CopperGoldS&PTR20231204

(World stock data from Dow Jones and FTSE Russell. Gold and copper from Kitco and Norman’s. S&P data from Yahoo Finance.)

So if past returns alone are next to useless or worse as a guide to how to invest for the future, how in the world do you invest? For starters, you diversify. Financial assets alone are not a diversified portfolio. You must consider real physical things, like copper and gold. Add silver, platinum, oil, art, real estate or even fine wines if you fancy.

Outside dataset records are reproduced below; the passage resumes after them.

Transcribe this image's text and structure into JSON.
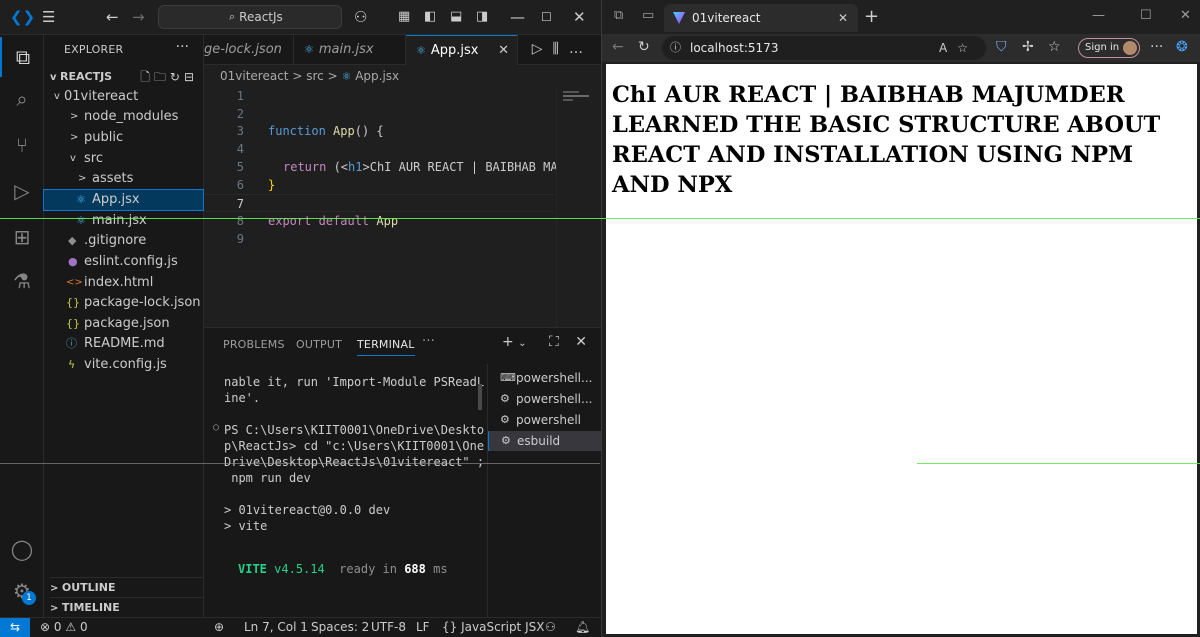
{
  "vscode": {
    "search": "ReactJs",
    "activity_icons": [
      "explorer-icon",
      "search-icon",
      "source-control-icon",
      "run-debug-icon",
      "extensions-icon",
      "testing-icon",
      "account-icon",
      "manage-gear-icon"
    ],
    "manage_badge": "1",
    "explorer": {
      "title": "EXPLORER",
      "more": "···",
      "root": "REACTJS",
      "tree": [
        {
          "label": "01vitereact",
          "chev": "v"
        },
        {
          "label": "node_modules",
          "chev": ">"
        },
        {
          "label": "public",
          "chev": ">"
        },
        {
          "label": "src",
          "chev": "v"
        },
        {
          "label": "assets",
          "chev": ">"
        },
        {
          "label": "App.jsx",
          "icon": "⚛"
        },
        {
          "label": "main.jsx",
          "icon": "⚛"
        },
        {
          "label": ".gitignore",
          "icon": "◆"
        },
        {
          "label": "eslint.config.js",
          "icon": "●"
        },
        {
          "label": "index.html",
          "icon": "<>"
        },
        {
          "label": "package-lock.json",
          "icon": "{}"
        },
        {
          "label": "package.json",
          "icon": "{}"
        },
        {
          "label": "README.md",
          "icon": "ⓘ"
        },
        {
          "label": "vite.config.js",
          "icon": "ϟ"
        }
      ],
      "outline": "OUTLINE",
      "timeline": "TIMELINE"
    },
    "tabs": [
      {
        "label": "ge-lock.json"
      },
      {
        "label": "main.jsx"
      },
      {
        "label": "App.jsx"
      }
    ],
    "breadcrumb": {
      "parts": [
        "01vitereact",
        "src",
        "App.jsx"
      ],
      "sep": ">"
    },
    "code": {
      "line_numbers": [
        "1",
        "2",
        "3",
        "4",
        "5",
        "6",
        "7",
        "8",
        "9"
      ],
      "l3_kw": "function",
      "l3_fn": "App",
      "l3_rest": "() {",
      "l5_kw": "return",
      "l5_rest_a": " (<",
      "l5_tag": "h1",
      "l5_rest_b": ">",
      "l5_text": "ChI AUR REACT | BAIBHAB MA",
      "l6": "}",
      "l8_kw1": "export",
      "l8_kw2": " default",
      "l8_rest": " App"
    },
    "panel": {
      "tabs": [
        "PROBLEMS",
        "OUTPUT",
        "TERMINAL"
      ],
      "more": "···",
      "terminal_lines": [
        "nable it, run 'Import-Module PSReadL",
        "ine'.",
        "",
        "PS C:\\Users\\KIIT0001\\OneDrive\\Deskto",
        "p\\ReactJs> cd \"c:\\Users\\KIIT0001\\One",
        "Drive\\Desktop\\ReactJs\\01vitereact\" ;",
        " npm run dev",
        "",
        "> 01vitereact@0.0.0 dev",
        "> vite"
      ],
      "vite_name": "VITE",
      "vite_version": "v4.5.14",
      "ready_text": "ready in",
      "ready_ms": "688",
      "ready_unit": "ms",
      "terminals": [
        "powershell...",
        "powershell...",
        "powershell",
        "esbuild"
      ]
    },
    "status": {
      "errors": "0",
      "warnings": "0",
      "position": "Ln 7, Col 1",
      "spaces": "Spaces: 2",
      "encoding": "UTF-8",
      "eol": "LF",
      "language": "JavaScript JSX",
      "language_prefix": "{}"
    }
  },
  "browser": {
    "tab_title": "01vitereact",
    "url": "localhost:5173",
    "signin": "Sign in",
    "heading": "ChI AUR REACT | BAIBHAB MAJUMDER LEARNED THE BASIC STRUCTURE ABOUT REACT AND INSTALLATION USING NPM AND NPX"
  },
  "colors": {
    "accent": "#0078d4",
    "editor_bg": "#1f1f1f",
    "keyword": "#569cd6",
    "vite_green": "#23d18b"
  }
}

Stocks and bonds alone are like two legs of a three legged stool … unstable and undependable.

Another crucial consideration is that the returns you receive do not merely depend on what you buy, but at what price you buy it. Why did you do so poorly – over 24 years – just buying stocks at the beginning of the millennium?

You overpaid. As Chuck Carnevale says, valuations matter, and they matter a lot. Stocks entered the century at very high valuations. You can’t expect to earn historical average returns by buying at valuations far above historical averages. Those historical average returns are reported for stocks bought at historical average valuations. And this is relevant right now, because valuations of US stocks, the S&P 500 and Nasdaq indexes especially, dominated by a few very big high flyers, are once again at very high valuations. If they were at normal levels, your losses since 2000 would have been much worse.

The takeaway is simple. Don’t just own stocks. Own bonds and physical commodities like copper and gold. Own less stocks when valuations are high, more when they’re low. And for your financial health, seek out alternatives to tout media. In the true long term, one of the most profitable investment habits you can have is to stay the heck away from anything it is excited about.

10 thoughts on “Investment Of The Millennium

  1. Finster says:

    They’re losing confidence in their usual main reserve asset. It’s a bit ironic that this is happening as its issuer has been in a very high profile campaign to buck it up. Imagine what it will be like next time they feel like trashing it. Questionable as their motives often are, central bankers aren’t stupid. They see the same things we do … reckless fiscal policy, weaponization of the dollar … and come to much the same conclusions we do.

    Got gold?

  2. Mega says:

    Ukraine looks like a lost cause, Putin is in the middle east & is being treated like a Rock star!
    Putin also bought his central banker with him……why?

    mike

    1. Finster says:

      The same reason I take my central banker with me wherever I go?;-)…

      Ukraine looked like a “lost cause” almost from the beginning. Correct me if I’m wrong, but before Putin invaded Ukraine, didn’t NATO first try to subsume it, expanding its territory right to Russia’s border? Then after Putin invaded, did the Biden administration look for ways to de-escalate? Or practically every day find new ways to escalate?

      The sanctions were an exercise in shooting one’s self in the foot. Taking Russian oil off western markets. Weaponizing the dollar, thereby lighting a fire under efforts to reduce its use as a reserve asset and trade currency. Seizing assets, demonstrating disregard for property rights by the Land of the Free. Then blaming the resulting economic train wreck on virus induced supply chain disruptions.

      Meanwhile US debt is soaring out of control, to the point the central bank is likely to fall under pressure to monetize. This after the last round of monetization already saddled millions of working Americans with a crushing inflation tax. The cost of trying to be the world’s policeman is something the US can no longer afford.

    1. Finster says:

      We could quibble about Dr Copper’s reputation as an indicator of economic growth, but it appears to be a better indicator of dollar depreciation (inflation) than the CPI…

    1. Finster says:

      We may never know for sure who sabotaged the Nord Stream, but it’s not at all clear what motive Russia might have had. Meanwhile its foes have shown no hesitation to shoot themselves in the foot just to give Russia a splinter.